COLLOQUIUM
Wednesday, October 4 / 12 PM / Oakes Mural Room
The Haitian Revolution as an Episode in the History of Philosophy
This presentation in the Wednesday colloquium series (see page 3) will argue that the great slave revolt in Saint Domingue in the 1790s led to the formulation of a far more radical rejection of racial slavery than had appeared in abolitionist thinking up to this point. “The success of the Haitian Revolution in 1804, and the frustration of Napoleon’s attempt to restore slavery,” Blackburn writes, “had large implications for the whole Atlantic world.”
LECTURE
Thursday, October 5 / 4 PM / Oakes Mural Room
Longevity, the Birth Rate and Class Struggle
This lecture will look at the financialization of the new life-course, and at the prospects for a stark shortfall in pension provision rooted in the characteristic flaws of commercial organization and corporate sponsorship.

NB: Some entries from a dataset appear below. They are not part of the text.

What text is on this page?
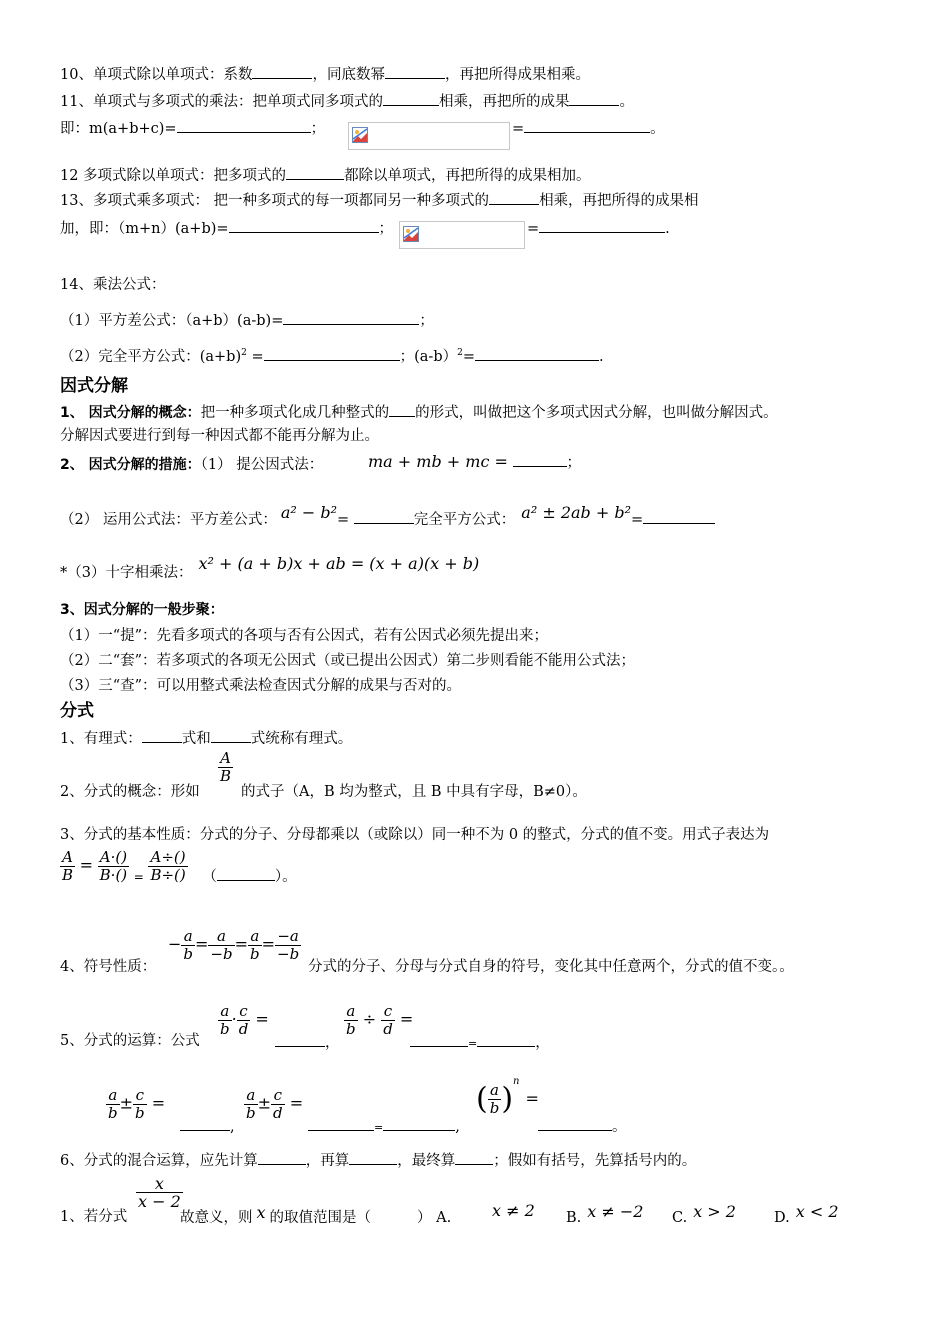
10、单项式除以单项式：系数	，同底数幂	，再把所得成果相乘。
11、单项式与多项式的乘法：把单项式同多项式的	相乘，再把所的成果	。
即：m(a+b+c)=	；	=	。
12 多项式除以单项式：把多项式的	都除以单项式，再把所得的成果相加。
13、多项式乘多项式： 把一种多项式的每一项都同另一种多项式的	相乘，再把所得的成果相
加，即：（m+n）(a+b)=	；	=	.
14、乘法公式：
（1）平方差公式：（a+b）(a-b)=	；
（2）完全平方公式：$(a+b)^2$ =	；(a-b）$^2$=	.
因式分解
1、 因式分解的概念：把一种多项式化成几种整式的 的形式，叫做把这个多项式因式分解，也叫做分解因式。
分解因式要进行到每一种因式都不能再分解为止。
2、 因式分解的措施：（1） 提公因式法：	ma + mb + mc =	；
（2） 运用公式法：平方差公式： a² − b²=	完全平方公式： a² ± 2ab + b²=
*（3）十字相乘法： x² + (a + b)x + ab = (x + a)(x + b)
3、因式分解的一般步聚：
（1）一“提”：先看多项式的各项与否有公因式，若有公因式必须先提出来；
（2）二“套”：若多项式的各项无公因式（或已提出公因式）第二步则看能不能用公式法；
（3）三“查”：可以用整式乘法检查因式分解的成果与否对的。
分式
1、有理式：	式和	式统称有理式。
2、分式的概念：形如
$\frac{A}{B}$
的式子（A，B 均为整式，且 B 中具有字母，B≠0）。
3、分式的基本性质：分式的分子、分母都乘以（或除以）同一种不为 0 的整式，分式的值不变。用式子表达为
$\frac{A}{B} = \frac{A\cdot()}{B\cdot()} _= \frac{A\div()}{B\div()}$ （	）。
4、符号性质：
− $\frac{a}{b} = \frac{a}{-b} = \frac{a}{b} = \frac{-a}{-b}$
分式的分子、分母与分式自身的符号，变化其中任意两个，分式的值不变。。
5、分式的运算：公式
$\frac{a}{b} \cdot \frac{c}{d}$ =
，
$\frac{a}{b} \div \frac{c}{d}$ =
=	，
$\frac{a}{b} \pm \frac{c}{b}$ =
,
$\frac{a}{b} \pm \frac{c}{d}$ =
=	,
( $\frac{a}{b} )^n=$
。
6、分式的混合运算，应先计算	，再算	，最终算	；假如有括号，先算括号内的。
1、若分式
$\frac{x}{x - 2}$
故意义，则 x 的取值范围是（	） A.	x ≠ 2 B. x ≠ −2 C. x > 2	D. x < 2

Blackburn discusses financialization in the context of fundamental new demographic patterns explored in his forthcoming book Age Shock: How Finance is Failing Us.
Robin Blackburn is Professor of Sociology at the University of Essex and Visiting Distinguished Professor at the New School in New York. Long associated with the New Left Review and related projects, he is one of our period’s most important scholars writing in the Marxist tradition, and one of the world’s foremost historians of new world slavery. He has also written on labor politics, student politics, welfare, finance, and the future of socialism; his collective work includes coauthored work with Perry Anderson, Alexander Cockburn, and others. His recent work has had two major strands: a historical dimension focused on slavery, abolition, and colonialism, and a sociological dimension focusing on the financialization of the life-course and the economic challenges of an aging society. Underlying both is a concern for the ways in which property and the market shape social relationships and, conversely, how socioeconomic arrangements do–or could–constrain the market. The work on aging, pensions, and finance—particularly his politically charged and highly innovative work on pensions and their possible contribution to the building of a socialist project—has been acknowledged by many as opening up a new and important arena for transformative politics. His books, published by Verso, include The Overthrow of Colonial Slavery, 1776-1848 (1988), The Making of New World Slavery: From the Baroque to the Modern, 1492-1800 (1997), Banking on Death or Investing in Life: the History and Future of Pensions (2002), Age Shock: How Finance is Failing Us (2006), and The Rise and Fall of New World Slavery, 1492-1887(forthcoming 2007). Robin Blackburn’s visit is an event in the year-long lecture/seminar series in the final year of the Rockefeller-funded Other Globalizations program at the Center for Cultural Studies.